El proyecto ANDINO surgió como la culminación natural de décadas de trabajo, cuando las limitaciones tecnológicas finalmente alcanzaron a sus ambiciones. Ya no era solo ARIA conversando a través de una pantalla; era un robot que combinaba capacidad de procesamiento con movimiento y comprensión contextual. Luis insistió en que el sistema entendiera no solo el español formal, sino también las peculiaridades del habla peruana, los dobles sentidos y las referencias culturales que hacían única la comunicación local. «Debe entender qué significa ‘estar misio’ o ‘hacer hora'», explicaba a su equipo. «La inteligencia artificial no puede ser culturalmente neutra».
Sus colegas internacionales a veces cuestionaban esta obsesión por lo local. «El mercado global requiere soluciones universales», argumentaban. Pero Luis se mantenía firme. «La verdadera universalidad», respondía, «nace de comprender profundamente lo particular».
Hoy, mientras observa a ANDINO interactuar con una nueva generación de soñadores en el laboratorio de robótica que lleva su nombre, Luis piensa en aquella vieja calculadora Casio que aún guarda en el cajón superior de su escritorio. Sus dedos recorren las teclas gastadas, recordando las noches en que su padre le enseñaba matemáticas, el sabor de las galletas soda, el aroma de la Kola Inglesa. En la mesa cercana, un grupo de estudiantes programa nuevas rutinas de aprendizaje, sus rostros iluminados por el mismo asombro que él sintió décadas atrás.
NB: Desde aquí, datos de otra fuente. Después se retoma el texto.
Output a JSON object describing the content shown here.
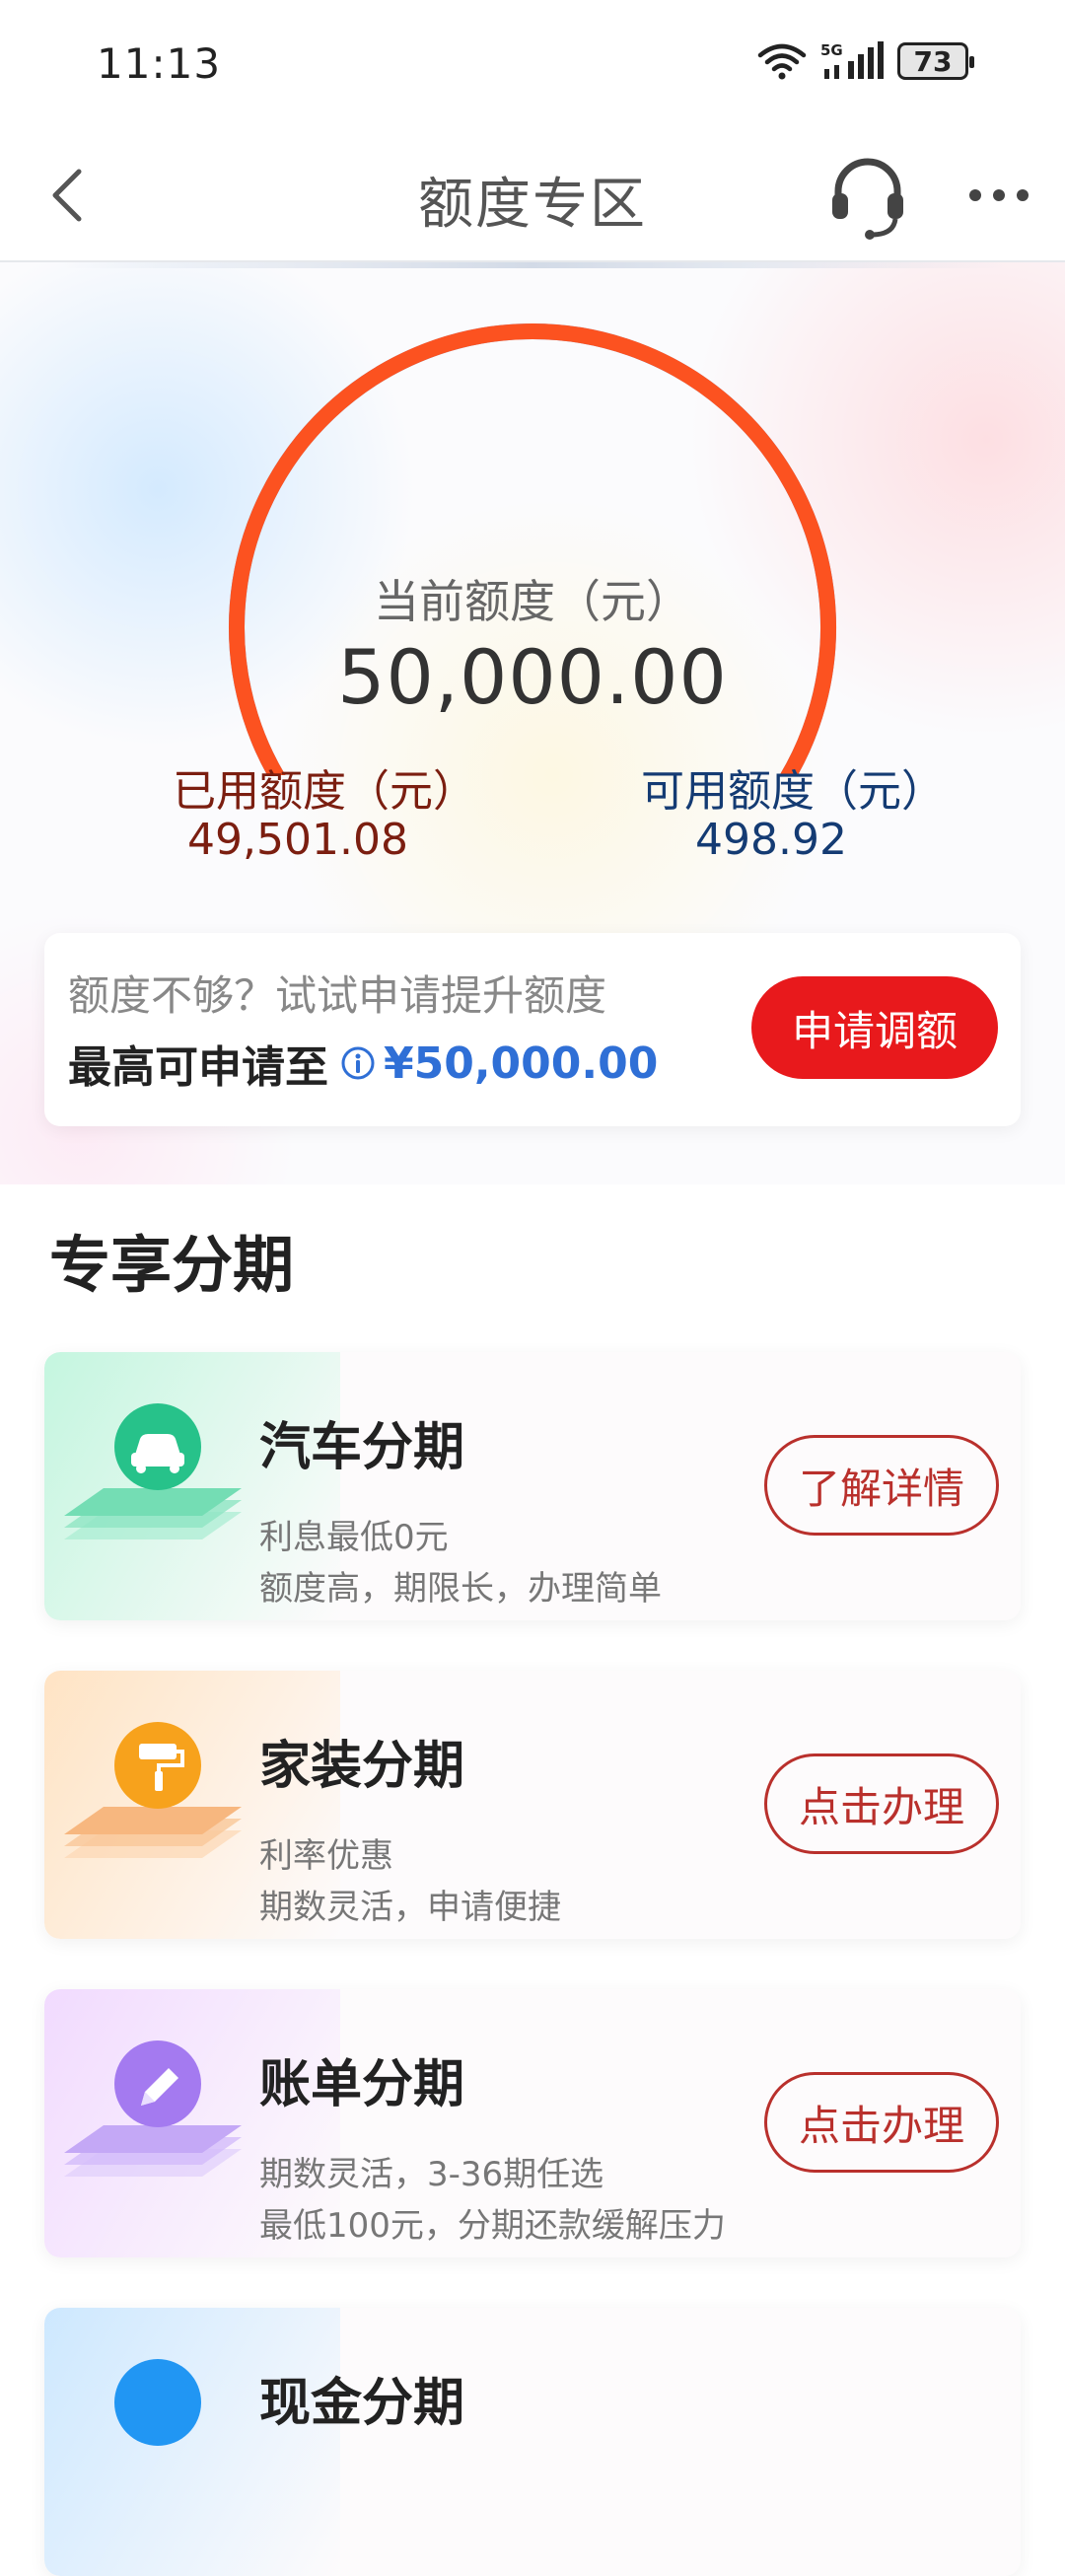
{
  "status_bar": {
    "time": "11:13",
    "network": "5G",
    "battery": "73"
  },
  "header": {
    "title": "额度专区"
  },
  "gauge": {
    "label": "当前额度（元）",
    "value": "50,000.00",
    "used_label": "已用额度（元）",
    "used_value": "49,501.08",
    "available_label": "可用额度（元）",
    "available_value": "498.92",
    "used_fraction": 0.99,
    "colors": {
      "used": "#fc5220",
      "available": "#5b9cf0"
    }
  },
  "raise_card": {
    "hint": "额度不够？试试申请提升额度",
    "max_label": "最高可申请至",
    "max_value": "¥50,000.00",
    "button_label": "申请调额"
  },
  "section": {
    "title": "专享分期"
  },
  "products": [
    {
      "title": "汽车分期",
      "desc1": "利息最低0元",
      "desc2": "额度高，期限长，办理简单",
      "button": "了解详情",
      "icon": "car-icon",
      "color": "#27c28a"
    },
    {
      "title": "家装分期",
      "desc1": "利率优惠",
      "desc2": "期数灵活，申请便捷",
      "button": "点击办理",
      "icon": "paint-roller-icon",
      "color": "#f7a21c"
    },
    {
      "title": "账单分期",
      "desc1": "期数灵活，3-36期任选",
      "desc2": "最低100元，分期还款缓解压力",
      "button": "点击办理",
      "icon": "pen-icon",
      "color": "#a47af0"
    },
    {
      "title": "现金分期",
      "icon": "cash-icon",
      "color": "#2196f3"
    }
  ]
}
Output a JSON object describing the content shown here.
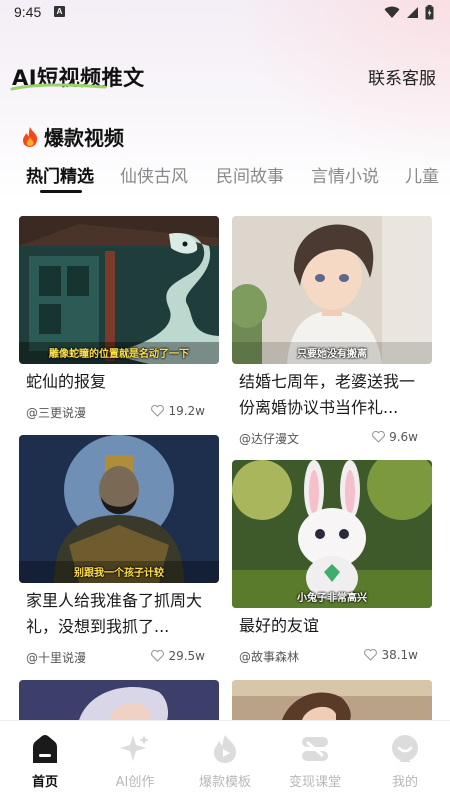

«La verdadera inteligencia», reflexiona mientras ANDINO responde preguntas en perfecto español peruano, bromeando sobre el último clásico Alianza-U y comentando el clima garúa de Lima, «no está en imitar el pensamiento humano, sino en complementarlo». En su bolsillo, el celular ejecuta la última versión de ARIA, mientras en su mente ya se gestan nuevos sueños de máquinas que aprenden, sienten y crecen.
La vieja calculadora Casio ya no enciende, pero no importa. Cumplió su propósito: mostrarle a un niño de Jesús María que los números podían bailar, que las máquinas podían pensar, y que los sueños, con suficiente perseverancia y código, pueden cobrar vida. Y en cada nuevo estudiante que cruza las puertas de su laboratorio, Luis ve reflejado aquel niño que una vez se maravilló ante una simple pantalla verde, soñando con el futuro.
Don Manuel falleció hace años, pero su espíritu vive en cada línea de código que ANDINO ejecuta. «Es como un cerebrito», había dicho. Y tenía razón, aunque de formas que jamás pudo imaginar. En el bullicioso Lima de hoy, entre apps de delivery y scooters eléctricos, el sueño de aquel niño sigue creciendo, evolucionando, aprendiendo. La próxima generación de ANDINO ya está en desarrollo, y con ella, nuevas formas de entender la relación entre humanos y máquinas.
Porque al final, como Luis siempre dice a sus estudiantes, la tecnología no se trata solo de circuitos y algoritmos. Se trata de sueños. Y los sueños, como los números en aquella vieja calculadora Casio, nunca dejan de bailar.